23 June 2024

Girl, 2000

She
H. Rider Haggard

A lowbrow classic, She is a book for schoolboys of all ages from twelve to... well, two thousand, I suppose. I can’t imagine any woman of any age ever wanting to read it, but despite this apparent handicap, Rider Haggard’s famous adventure story is one of the most popular novels ever written, with over 100 million copies sold. It’s a specimen – perhaps the specimen – of what used to be called a Rattling Good Yarn, and oozing, too, with that all-important Sex Interest, which Haggard ladles on in part-sublimated Pre-Raphaelite dollops (you know the kind of thing – the Blessed Damozel leaning bosomily over the Bar of Heaven, Waterhouse’s Lamia with one tit frankly out, looking like butter wouldn’t melt in her mouth). It must have caused unnumbered nocturnal emissions, voluntary and involuntary, in the public-school dormitories of its day.
    Indeed, the formula has been more than good enough to keep us reading for well over a century, for though Haggard’s titillatory efforts seem merely funny today, the central character herself has an erotic power that cannot be denied. Jung held that Ayesha, the eponymous She, was one of the purest depictions of the anima in literature: a woman as near immortal as dammit and so appallingly beautiful that a single glimpse of her face is enough to enslave you and destroy your sanity, yet whose favour is also the key to untold wisdom, riches and power if only you can win it. 
    Everyone knows the story, or at least the outline of it. Since its first serialization in the Graphic, an English popular magazine of the era, it has appeared in multitudinous guises from feature film to comic strip to BBC radio drama, and inspired countless imitations (Indiana Jones is a descendant). To tell the truth, though, I didn’t find Ayesha nearly as eldritch or as archetypal as advertised; in fact I found myself liking her better and better as the story went on. She’s a girl of sturdy and loyal character, even if she doesn’t think twice about torturing deserving cases in her catacombs or giving love-rivals the kind of drop-dead look that actually works. 
    I wish I’d read She when I could have appreciated it properly – before, that is, age, experience and the countless other books I’ve read spoilt the innocent pleasure I might have taken in it at, say, age fourteen. I still enjoyed it well enough, though I had to skip through a few over-amped passages of description here and there, and put up with the fictional narrator’s half-baked amateur philosophizing. There’s a surprising amount of purple in Rider Haggard’s passages, some of it arguably fatal to the tension or excitement he is trying to build up; much of this occurs around the middle of the book and looks suspiciously like padding. Perhaps the author was simply trying to meet his contracted word-count-per-episode for the Graphic.
    Apart from a short but evocative nautical episode near the beginning, the writing only really comes to life after Ayesha enters the story – halfway through the book, in the middle of a lot of cod-philosophy about people growing more cynical as they get older, and suchlike.
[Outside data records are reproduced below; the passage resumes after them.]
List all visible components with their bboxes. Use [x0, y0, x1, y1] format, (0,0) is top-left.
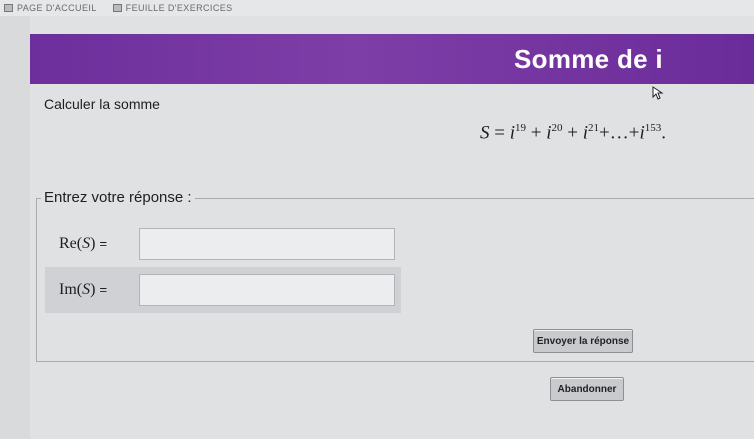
equals-sign: = [99, 236, 108, 251]
exercise-title: Somme de i [514, 43, 663, 74]
formula-equals: = [494, 122, 505, 144]
home-link[interactable]: PAGE D'ACCUEIL [4, 3, 97, 13]
real-part-row: Re(S) = [45, 221, 401, 267]
answer-legend: Entrez votre réponse : [41, 189, 195, 206]
formula-ellipsis: … [609, 122, 629, 144]
exercise-page: Somme de i Calculer la somme S = i19 + i… [30, 16, 754, 439]
imaginary-part-row: Im(S) = [45, 267, 401, 313]
sum-formula: S = i19 + i20 + i21+…+i153. [480, 122, 666, 144]
home-icon [4, 4, 13, 12]
abandon-button[interactable]: Abandonner [550, 377, 624, 401]
answer-fieldset: Entrez votre réponse : Re(S) = Im(S) = E… [36, 189, 754, 362]
real-part-label: Re(S) = [59, 235, 108, 252]
imaginary-part-label: Im(S) = [59, 281, 108, 298]
browser-topbar: PAGE D'ACCUEIL FEUILLE D'EXERCICES [0, 0, 754, 16]
formula-exponent: 19 [515, 122, 526, 134]
imaginary-part-var: S [82, 281, 91, 298]
equals-sign: = [99, 282, 108, 297]
formula-lhs: S [480, 122, 490, 144]
imaginary-part-func: Im [59, 281, 77, 298]
real-part-input[interactable] [139, 228, 395, 260]
external-link-icon [112, 4, 122, 12]
submit-answer-button[interactable]: Envoyer la réponse [533, 329, 633, 353]
imaginary-part-input[interactable] [139, 274, 395, 306]
real-part-var: S [82, 235, 91, 252]
home-link-label: PAGE D'ACCUEIL [17, 3, 97, 13]
formula-exponent: 20 [551, 122, 563, 134]
real-part-func: Re [59, 235, 77, 252]
exercise-sheet-link[interactable]: FEUILLE D'EXERCICES [112, 3, 233, 13]
mouse-cursor-icon [652, 86, 664, 100]
exercise-prompt: Calculer la somme [44, 96, 160, 112]
formula-exponent: 21 [588, 122, 599, 134]
formula-exponent: 153 [644, 122, 662, 134]
exercise-sheet-link-label: FEUILLE D'EXERCICES [125, 3, 233, 13]
exercise-title-banner: Somme de i [30, 34, 754, 84]
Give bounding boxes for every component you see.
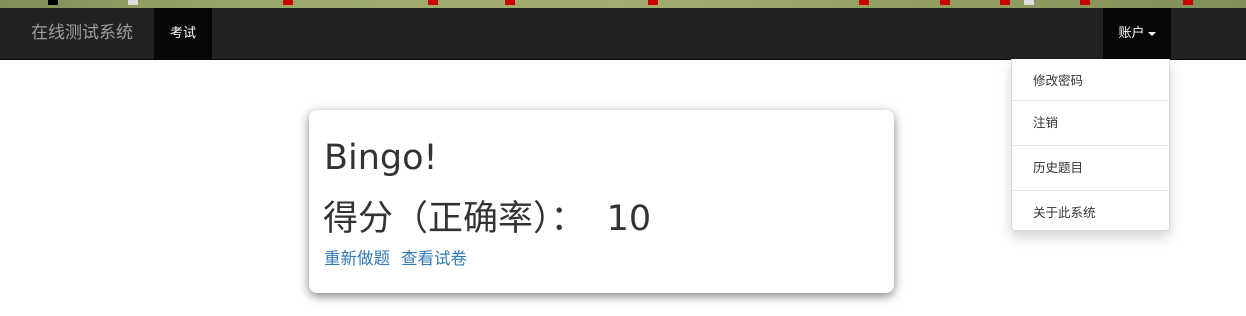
score-line: 得分（正确率）： 10 (323, 197, 651, 241)
account-label: 账户 (1118, 26, 1145, 41)
strip-mark (428, 0, 438, 5)
menu-item-logout[interactable]: 注销 (1012, 101, 1169, 145)
redo-quiz-link[interactable]: 重新做题 (324, 247, 390, 271)
menu-item-change-password[interactable]: 修改密码 (1012, 59, 1169, 103)
desktop-top-strip (0, 0, 1246, 8)
score-value: 10 (606, 199, 652, 239)
tab-exam[interactable]: 考试 (154, 8, 212, 59)
view-paper-link[interactable]: 查看试卷 (401, 247, 467, 271)
strip-mark (128, 0, 138, 5)
strip-mark (505, 0, 515, 5)
strip-mark (648, 0, 658, 5)
menu-item-about[interactable]: 关于此系统 (1012, 191, 1169, 235)
menu-item-history[interactable]: 历史题目 (1012, 146, 1169, 190)
result-card: Bingo! 得分（正确率）： 10 重新做题 查看试卷 (309, 110, 894, 293)
result-title: Bingo! (324, 138, 438, 178)
caret-down-icon (1147, 31, 1156, 36)
strip-mark (283, 0, 293, 5)
strip-mark (940, 0, 950, 5)
strip-mark (859, 0, 869, 5)
strip-mark (48, 0, 58, 5)
navbar-brand[interactable]: 在线测试系统 (31, 23, 133, 43)
strip-mark (1000, 0, 1010, 5)
strip-mark (1080, 0, 1090, 5)
strip-mark (1183, 0, 1193, 5)
account-dropdown-toggle[interactable]: 账户 (1103, 8, 1171, 59)
score-label: 得分（正确率）： (323, 199, 586, 239)
top-navbar: 在线测试系统 考试 账户 (0, 8, 1246, 60)
account-dropdown-menu: 修改密码 注销 历史题目 关于此系统 (1011, 59, 1170, 231)
strip-mark (1024, 0, 1034, 5)
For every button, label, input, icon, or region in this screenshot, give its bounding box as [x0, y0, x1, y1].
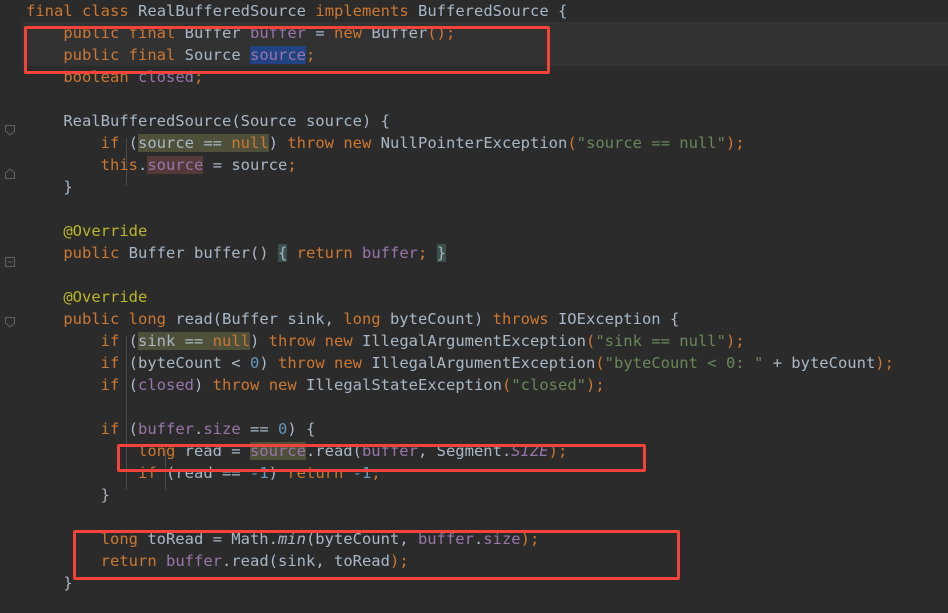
brace-match-highlight: }	[436, 244, 447, 262]
token-keyword: class	[82, 2, 129, 20]
selected-token[interactable]: source	[250, 46, 306, 64]
code-line[interactable]: if (sink == null) throw new IllegalArgum…	[22, 330, 948, 352]
code-line[interactable]: @Override	[22, 286, 948, 308]
token-annotation: @Override	[63, 288, 148, 306]
code-line[interactable]: @Override	[22, 220, 948, 242]
code-line[interactable]: boolean closed;	[22, 66, 948, 88]
code-editor[interactable]: final class RealBufferedSource implement…	[0, 0, 948, 613]
search-highlight: sink == null	[138, 332, 250, 350]
code-line[interactable]: if (closed) throw new IllegalStateExcept…	[22, 374, 948, 396]
code-line[interactable]: if (source == null) throw new NullPointe…	[22, 132, 948, 154]
token-keyword: final	[26, 2, 73, 20]
search-highlight: source	[249, 442, 306, 460]
fold-marker-expanded-icon[interactable]	[4, 124, 16, 136]
write-usage-highlight: source	[147, 156, 204, 174]
brace-match-highlight: {	[277, 244, 288, 262]
code-line[interactable]	[22, 506, 948, 528]
code-line[interactable]: return buffer.read(sink, toRead);	[22, 550, 948, 572]
code-line[interactable]: long toRead = Math.min(byteCount, buffer…	[22, 528, 948, 550]
code-line[interactable]: if (read == -1) return -1;	[22, 462, 948, 484]
token-field: buffer	[250, 24, 306, 42]
token-static-field: SIZE	[511, 442, 549, 460]
code-line[interactable]	[22, 198, 948, 220]
code-line[interactable]: }	[22, 484, 948, 506]
code-line[interactable]: if (buffer.size == 0) {	[22, 418, 948, 440]
code-line[interactable]: }	[22, 572, 948, 594]
token-classname: RealBufferedSource	[138, 2, 307, 20]
code-line[interactable]: final class RealBufferedSource implement…	[22, 0, 948, 22]
code-line[interactable]: RealBufferedSource(Source source) {	[22, 110, 948, 132]
code-line[interactable]	[22, 88, 948, 110]
code-line[interactable]: public final Source source;	[22, 44, 948, 66]
editor-gutter[interactable]	[0, 0, 22, 613]
code-line[interactable]: if (byteCount < 0) throw new IllegalArgu…	[22, 352, 948, 374]
code-line[interactable]: long read = source.read(buffer, Segment.…	[22, 440, 948, 462]
token-annotation: @Override	[63, 222, 148, 240]
token-keyword: implements	[315, 2, 409, 20]
code-line[interactable]	[22, 264, 948, 286]
fold-marker-folded-icon[interactable]	[4, 256, 16, 268]
code-content[interactable]: final class RealBufferedSource implement…	[22, 0, 948, 613]
code-line[interactable]: public long read(Buffer sink, long byteC…	[22, 308, 948, 330]
fold-marker-end-icon[interactable]	[4, 168, 16, 180]
fold-marker-expanded-icon[interactable]	[4, 316, 16, 328]
code-line[interactable]: this.source = source;	[22, 154, 948, 176]
code-line[interactable]	[22, 396, 948, 418]
code-line[interactable]: }	[22, 176, 948, 198]
code-line[interactable]: public final Buffer buffer = new Buffer(…	[22, 22, 948, 44]
search-highlight: source == null	[138, 134, 269, 152]
token-static-method: min	[277, 530, 306, 548]
code-line[interactable]: public Buffer buffer() { return buffer; …	[22, 242, 948, 264]
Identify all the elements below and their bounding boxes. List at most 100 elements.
The later chapters, in which she transforms from villainess to heroine, are by far the best of the book, full of genuinely exciting scenes and images.
    She is the kind of novel that
 excites the contempt of intellectuals, and the long-outworn familiarity of its tropes – a product, lest we forget, of its own vast success – obviously works against it as far as the present-day reader is concerned, but it remains a pretty good read for all that. Ayesha may not truly have been immortal in the flesh, but as a literary creation – and a manifestation of the collective unconscious – she will never die.